In 1973, she founded the Koho School of Sumi-e on the corner of Macdougal and Houston Streets in New York City where she taught traditional Japanese ink painting techniques. In 1977, she exhibited at the Educational Alliance Art School. In 1989, her paintings were displayed with those of other internees and noted artists like Henry Sugimoto and Miné Okubo at a show in Hastings-on-Hudson that recounted the persecution of Japanese-Americans after World War II. Throughout her lifetime, Koho Yamamoto had her work exhibited 15 times.

She also designed covers for novels done by Yukio Mishima which was exhibited in Peking, Shanghai and Canton in China. This was sponsored by Iron Flower Chan Art School, Honolulu.
Although her school closed in 2010, she still produced artworks. In 2021, she exhibited 10 abstract paintings at the Isamu Noguchi Foundation and Garden Museum in a show called Koho Yamamoto: Under a Dark Moon. She has exhibited at the Leonovich Gallery in New York and one of her paintings is in the collection of the Smithsonian's National Museum of American History.

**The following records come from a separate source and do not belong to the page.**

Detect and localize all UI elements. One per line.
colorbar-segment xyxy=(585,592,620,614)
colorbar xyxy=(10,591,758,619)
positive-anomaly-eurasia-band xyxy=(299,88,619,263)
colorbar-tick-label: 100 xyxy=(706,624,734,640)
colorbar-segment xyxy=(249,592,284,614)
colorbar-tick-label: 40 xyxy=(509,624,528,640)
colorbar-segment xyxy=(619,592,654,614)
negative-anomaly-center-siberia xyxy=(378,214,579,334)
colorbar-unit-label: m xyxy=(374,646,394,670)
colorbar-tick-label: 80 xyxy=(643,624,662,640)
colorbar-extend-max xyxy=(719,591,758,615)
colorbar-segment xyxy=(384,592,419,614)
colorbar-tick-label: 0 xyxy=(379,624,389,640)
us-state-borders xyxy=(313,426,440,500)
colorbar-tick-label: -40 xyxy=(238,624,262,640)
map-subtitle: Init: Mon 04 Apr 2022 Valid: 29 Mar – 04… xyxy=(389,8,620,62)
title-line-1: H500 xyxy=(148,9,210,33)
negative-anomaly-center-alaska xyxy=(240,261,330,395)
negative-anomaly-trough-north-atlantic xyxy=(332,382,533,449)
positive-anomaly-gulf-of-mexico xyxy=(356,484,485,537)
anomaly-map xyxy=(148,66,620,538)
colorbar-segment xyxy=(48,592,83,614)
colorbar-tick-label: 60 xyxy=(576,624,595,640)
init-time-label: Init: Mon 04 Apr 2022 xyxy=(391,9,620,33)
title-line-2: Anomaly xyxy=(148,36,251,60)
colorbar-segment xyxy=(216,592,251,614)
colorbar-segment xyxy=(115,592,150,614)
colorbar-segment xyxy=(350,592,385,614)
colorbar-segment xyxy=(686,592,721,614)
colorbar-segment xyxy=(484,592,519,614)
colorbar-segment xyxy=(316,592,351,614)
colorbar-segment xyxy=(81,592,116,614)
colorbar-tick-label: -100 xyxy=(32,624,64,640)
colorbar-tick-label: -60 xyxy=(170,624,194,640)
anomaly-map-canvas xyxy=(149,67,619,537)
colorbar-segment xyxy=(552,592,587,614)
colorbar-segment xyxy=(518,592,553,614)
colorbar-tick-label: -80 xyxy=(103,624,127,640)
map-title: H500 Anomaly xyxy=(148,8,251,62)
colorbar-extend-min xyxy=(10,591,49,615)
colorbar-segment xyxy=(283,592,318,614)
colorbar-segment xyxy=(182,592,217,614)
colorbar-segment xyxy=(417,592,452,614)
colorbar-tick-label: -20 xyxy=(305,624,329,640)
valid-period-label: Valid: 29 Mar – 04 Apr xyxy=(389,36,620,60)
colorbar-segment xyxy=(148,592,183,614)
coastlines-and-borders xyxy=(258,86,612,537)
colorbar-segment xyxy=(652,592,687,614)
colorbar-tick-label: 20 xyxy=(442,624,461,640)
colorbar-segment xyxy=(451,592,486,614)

She also notably taught at Columbia University, New York University, Parsons School of Design, the Japanese American Society and the Nippon Museum.

She modeled for a Frank Debourge designer clothing line at the age of 96.

Yamamoto recently celebrated her 101st birthday and has been profiled on numerous occasions in the New York Times. She continues to paint and teach. To start, all her students must paint bamboo. “I tell them to make their minds into nothingness,” she said.

On her 101st birthday she had an exhibition called “Koho Yamamoto: 101 Springs” displaying 17 of her Sumi-e paintings she made with traditional materials from Japan such as sumo ink, and rice paper. The style she used is called notan, and is the balance of the light and dark tones. The exhibition opens April 14 in the Leonovich Gallery in New York.

Her work can be found on the Art SY and The White Hot Magazine as well.

Many of her works were both undated, and untitled but this description from Jonathan Goodman on one of her pieces at Leonovich Gallery illustrates her style. “Yamamoto presents a work done entirely with ink on paper. It is a marvelous compilation of streaks and blots and line–a kind of abstract landscape. Two verticals, a thin line on the left and a thicker line on the right, with a few blots running up the line, begin with a tighter space between them at the bottom of the composition. But then, the lines widen, their gap increasing as they rise. Between them, close to the top are a small group of black orbs, while the background is mostly taken over by several horizontal washes of diluted ink. This piece like most in the show is characterized by an evident joy, making it emotionally memorable.”